Since late October, a section of France’s working classes and self-employed has been engaged in protests and riots. The protests have largely taken the form of spontaneous – and generally amicable – assemblies at round-abouts and other major intersections on France’s national roads.
The riots, on the other hand, have been focused on Paris and have been taking place on each Saturday for the last two months. Over the course of that period, at least seven people have been killed – largely at the hands of the police – with many more seriously injured, some losing limbs and at least one having lost sight in one eye.
As a decentralised movement with no formal spokes-people and no formal organisational structure, it has been difficult for observers to make generalisations about the so-called Yellow Vests. Whilst their grievances are understood, there is still much debate about what the movement is seeking in terms of redress.

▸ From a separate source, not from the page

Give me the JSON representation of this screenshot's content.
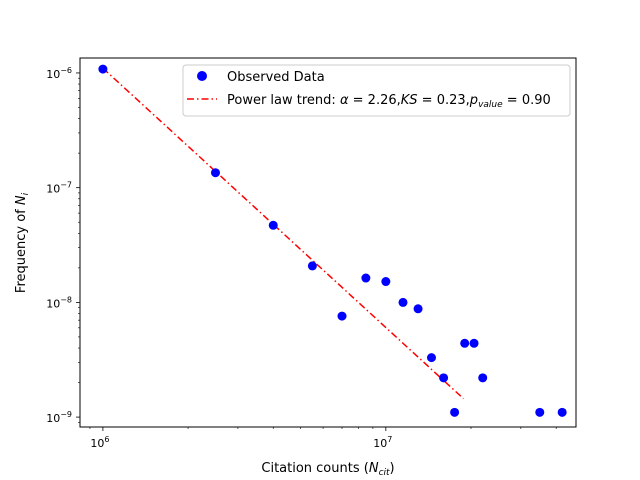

As a decentralised movement, however, it is also perhaps of no surprise that Bitcoin has put in an appearance – albeit a minor one – amidst proceedings. Previous demonstrations have witnessed a handful of protests donning yellow vests with the slogan: “Buy Bitcoin”.
And on Sunday, a new mural painting has appeared on the streets of Paris, reprising some of France’s most iconic revolutionary images, updated to incorporate a reference to France’s latest insurrectionary moment.
Intriguingly, the artist, Pascal Boyart, who refers to himself as Pboy – which thankfully does not quite have the same connotation in French as it does in English – has incorporated a puzzle into one of the murals which provides clues to unlocking a prize of $1000 in BTC.
An up-and-coming French banksy of sorts, Pboy is known to be something of a Bitcoin fan, regularly taking payment for his work in the form of crypto-currency and adjoining Bitcoin payment addresses in QR code format to his exhibited works of art.
To claim the prize, participants – according to Pboy’s instructions – need to be physically present at the mural whose location is not disclosed on his website. The prize – originally worth 0.25 BTC – has increased slightly to 0.285 BTC as others have contributed their own funds to its associated Bitcoin address.
Whilst it is not quite clear if the initiative is more of a publicity stunt or a political statement, it is, he states, “what might be described as the first street-art treasure hunt of its kind,” just as “Bitcoin gets set to celebrate its 10th birthday.”